Drug traffickers market their “brand” of drug by ink-stamping the outside of a wax fold with a unique image, word, or phrase such as “Frank Lucas,” and “SRT,” which are all examples of stamps that were recovered. The stamps “Frank Lucas” and “SRT” have been linked to a total of five fatal overdoses in New Jersey.
During the on-going investigation, detectives arrested an additional 10 suspects. The following suspects have been charged:
Taakiya Grant, 33, of Newark, N.J.
Derrol Nickels, 51, of Newark, N.J.
Tashan Black, 22, of Newark, N.J.
Jihad Snead, 28, of Newark, N.J.
Ibrahim Bennett, 35, of Newark, N.J.
Isaiah Parrish, 23, of Newark, N.J.
Jabriel Brown, 24, of Newark, N.J.
Faquan Johnson, 22, of Newark, N.J.
Dashaun Wright, 32, of Newark, N.J.
Carnel Wright, 22, of Woodbridge, N.J.
Ray Odom, 58, of Newark, N.J.
Aquah Woolard, 20, Newark, N.J.
Donald Scott,26, of Newark, N.J.
Levar Parker, 47, of Newark, N.J.
Alquan Parker, 22, of Newark, N.J.
Jamar Horne, 42, of Newark, N.J.
Al Rashid Turner, 43, of Newark, N.J
Terrence Woods, 37, of Newark, N.J.
Naim Stewart, 27, of Newark, N.J.
“We cannot end New Jersey’s opioid crisis unless we dismantle the state’s distribution networks for fentanyl and heroin,” said Acting Attorney General Andrew J. Bruck. “Under Colonel Callahan’s leadership, the New Jersey State Police is focusing its investigative resources on those individuals and criminal organizations most responsible for fatal overdoses.”

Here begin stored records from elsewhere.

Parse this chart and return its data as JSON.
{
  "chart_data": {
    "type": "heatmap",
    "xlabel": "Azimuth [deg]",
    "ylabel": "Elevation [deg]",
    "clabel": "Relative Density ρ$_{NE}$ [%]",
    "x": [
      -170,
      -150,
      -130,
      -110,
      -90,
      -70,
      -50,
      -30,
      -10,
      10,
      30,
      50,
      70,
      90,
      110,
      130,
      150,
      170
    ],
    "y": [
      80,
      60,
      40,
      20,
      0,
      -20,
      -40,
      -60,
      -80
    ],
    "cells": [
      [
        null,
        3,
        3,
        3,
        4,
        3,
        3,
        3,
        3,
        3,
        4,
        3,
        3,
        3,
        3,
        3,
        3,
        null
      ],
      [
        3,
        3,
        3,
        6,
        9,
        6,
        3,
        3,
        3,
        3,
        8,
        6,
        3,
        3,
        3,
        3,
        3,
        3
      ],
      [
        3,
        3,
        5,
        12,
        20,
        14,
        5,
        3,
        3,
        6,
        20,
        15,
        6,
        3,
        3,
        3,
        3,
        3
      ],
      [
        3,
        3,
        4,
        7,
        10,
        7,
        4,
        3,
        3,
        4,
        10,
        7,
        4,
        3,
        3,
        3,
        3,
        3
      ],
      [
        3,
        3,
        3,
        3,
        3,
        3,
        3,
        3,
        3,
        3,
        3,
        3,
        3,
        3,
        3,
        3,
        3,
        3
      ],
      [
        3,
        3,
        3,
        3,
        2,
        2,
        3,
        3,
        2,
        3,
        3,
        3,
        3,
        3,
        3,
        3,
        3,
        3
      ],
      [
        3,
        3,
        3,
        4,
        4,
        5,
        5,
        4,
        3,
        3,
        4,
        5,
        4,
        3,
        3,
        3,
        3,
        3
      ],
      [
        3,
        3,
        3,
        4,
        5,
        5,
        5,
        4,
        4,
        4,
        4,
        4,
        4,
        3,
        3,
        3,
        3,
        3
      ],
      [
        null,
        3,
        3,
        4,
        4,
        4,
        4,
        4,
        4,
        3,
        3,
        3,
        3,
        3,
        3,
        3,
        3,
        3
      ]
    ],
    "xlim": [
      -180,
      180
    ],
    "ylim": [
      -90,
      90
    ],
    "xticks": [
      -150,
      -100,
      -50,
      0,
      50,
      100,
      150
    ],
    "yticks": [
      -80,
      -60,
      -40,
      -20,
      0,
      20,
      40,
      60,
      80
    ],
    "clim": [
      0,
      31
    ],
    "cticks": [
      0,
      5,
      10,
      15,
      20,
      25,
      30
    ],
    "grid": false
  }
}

“These operations are designed to target drug distribution networks and choke off the supply line of deadly opioids. Shutting down distribution where it originates prevents lethal brands of stamps, like those seized in this operation, from entering our communities, which greatly reduces both overdoses and fatalities,” said Colonel Patrick J. Callahan, Superintendent of the New Jersey State Police. “We will continue to work with our partners dismantle narcotics trafficking networks through aggressive enforcement, and we will also work with our communities to combat the opioid epidemic through education, partnership, and outreach initiatives.
“The Division of Criminal Justice is incredibly grateful for the work of our law enforcement partner, the New Jersey State Police under the leadership of Colonel Callahan," said Division of Criminal Justice Director Lyndsay V. Ruotolo. "Their work in this investigation and other sophisticated and strategic investigations like it hold those who profit from the suffering of others accountable for their alleged crimes, and removes lethal drugs from our neighborhoods thereby saving lives.”
This case is being prosecuted by the New Jersey Division of Criminal Justice.
Charges are mere accusations, and the accused are considered innocent until proven guilty.